Gamma ray astronomy took a hit today, when a balloon carrying a NASA telescope toward space crashed back to Earth, sideswiping an SUV, narrowly missing onlookers, and wrecking its rather pricey payload.
The “other” ABC, the Australian Broadcasting Corporation, caught video of the failure to launch:
The huge, long-duration balloon was supposed to lift up the Nuclear Compton Telescope, which was designed to look for astrophysical objects that emit gamma rays, the most energetic form of light.
Gamma rays are known to come from supernovae, pulsars, and active supermassive black holes at the centers of galaxies—and astronomers think strange flashes called gamma ray bursts could be coming from as-yet unidentified sources.
There are a couple space telescopes in place that map the gamma ray sky, including the most recently launched Fermi mission. But NASA also has a history of using balloon-based instruments to look for gamma rays.
In fact, it was balloon experiments launched in the 1980s that confirmed everyone on Earth is made of stardust: Supernova explosions produce and seed the universe with heavy elements, including the iron in your blood and the calcium in your bones.
NCT was designed to look specifically for light signatures of gamma rays coming from unstable elements created by supernovae, a goal that ultimately informs our understanding of star life cycles and the origins of matter.
According to the NCT mission proposal, long-duration balloons are effective carriers for such experiments, since they “allow payloads to get above 99% of the atmosphere to perform satellite-class observations for 1-2 weeks at a time.”

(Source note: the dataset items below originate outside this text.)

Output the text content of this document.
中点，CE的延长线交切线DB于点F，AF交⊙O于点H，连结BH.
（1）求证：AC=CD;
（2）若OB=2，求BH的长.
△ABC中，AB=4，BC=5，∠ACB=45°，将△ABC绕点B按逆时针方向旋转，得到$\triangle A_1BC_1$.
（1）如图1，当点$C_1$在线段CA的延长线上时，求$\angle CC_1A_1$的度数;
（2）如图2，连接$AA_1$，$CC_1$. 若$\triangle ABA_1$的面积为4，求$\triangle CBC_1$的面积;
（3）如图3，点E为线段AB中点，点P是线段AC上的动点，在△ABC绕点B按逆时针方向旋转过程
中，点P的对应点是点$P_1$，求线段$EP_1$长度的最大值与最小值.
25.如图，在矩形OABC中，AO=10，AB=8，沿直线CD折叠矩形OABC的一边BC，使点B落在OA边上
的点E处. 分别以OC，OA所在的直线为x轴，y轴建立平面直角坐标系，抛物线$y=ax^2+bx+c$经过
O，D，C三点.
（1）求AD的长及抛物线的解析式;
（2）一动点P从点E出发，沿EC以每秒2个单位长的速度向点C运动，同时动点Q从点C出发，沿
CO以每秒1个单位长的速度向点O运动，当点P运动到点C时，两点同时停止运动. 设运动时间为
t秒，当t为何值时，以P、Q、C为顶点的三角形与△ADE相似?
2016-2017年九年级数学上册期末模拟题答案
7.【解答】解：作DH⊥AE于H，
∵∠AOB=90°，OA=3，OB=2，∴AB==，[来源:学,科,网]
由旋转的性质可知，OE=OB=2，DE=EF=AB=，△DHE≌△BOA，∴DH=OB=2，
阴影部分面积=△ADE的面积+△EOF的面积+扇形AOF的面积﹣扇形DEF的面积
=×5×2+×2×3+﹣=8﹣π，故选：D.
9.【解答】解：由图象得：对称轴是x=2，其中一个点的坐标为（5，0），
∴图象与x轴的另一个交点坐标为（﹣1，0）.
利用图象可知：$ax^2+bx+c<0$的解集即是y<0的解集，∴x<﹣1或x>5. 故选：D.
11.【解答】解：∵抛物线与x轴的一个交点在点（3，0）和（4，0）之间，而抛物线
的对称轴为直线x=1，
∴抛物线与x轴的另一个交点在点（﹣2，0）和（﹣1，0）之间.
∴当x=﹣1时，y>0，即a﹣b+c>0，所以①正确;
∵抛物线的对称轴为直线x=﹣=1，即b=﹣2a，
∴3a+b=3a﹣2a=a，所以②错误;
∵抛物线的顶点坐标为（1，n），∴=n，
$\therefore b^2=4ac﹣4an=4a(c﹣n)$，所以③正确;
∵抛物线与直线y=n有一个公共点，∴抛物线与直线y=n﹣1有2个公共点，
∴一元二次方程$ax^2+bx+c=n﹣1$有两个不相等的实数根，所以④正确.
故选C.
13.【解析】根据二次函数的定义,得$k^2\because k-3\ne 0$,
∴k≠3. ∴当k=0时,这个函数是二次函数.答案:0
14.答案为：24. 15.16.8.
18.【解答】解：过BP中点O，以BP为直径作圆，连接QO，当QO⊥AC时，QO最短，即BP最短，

In a similar setup, a NASA device called the Absolute Radiometer for Cosmology, Astrophsyics, and Diffuse Emission prepares for its balloon ride.
—Picture courtesy NASA/GSFC
And that’s presumably well below the cost of building an orbiter and launching it into space … although with a price tag in the tens of millions of dollars, NCT wasn’t exactly cheap.
The telescope had a successful run mapping gamma ray sources last year after taking off from New Mexico, and it was meant to get a different take on the night sky after rising above Australia.
“By launching from Alice Springs, we obtain one of the best views in the world of the center of our Milky Way galaxy,” team member and grad student Eric Bellm of UC Berkeley wrote on the mission’s blog.
The balloon that crashed today was supposed to get as high as almost 25 miles (40 kilometers) above the ground.
But for unknown reasons, as the balloon was lifting off, the gondola carrying NCT came loose, hit the launch rig, and tumbled across the landscape, scattering the telescope’s components as well as crashing through a few unfortunate obstacles.
It’ll take a full investigation to tell what exactly went wrong. In the meantime, NCT members are literally picking up the pieces left of their years of hard work.
“Today was a terrible day for a lot of people,” Bellm wrote on the blog, where he describes some initial impressions about the aftermath. Although a few core parts seem undamaged, Bellm writes that the telescope’s electronics bay and a few other bits are pretty much lost causes.
“Many of these systems have been tested and used for decades. They have become so familiar that their loss feels oddly personal,” he wrote.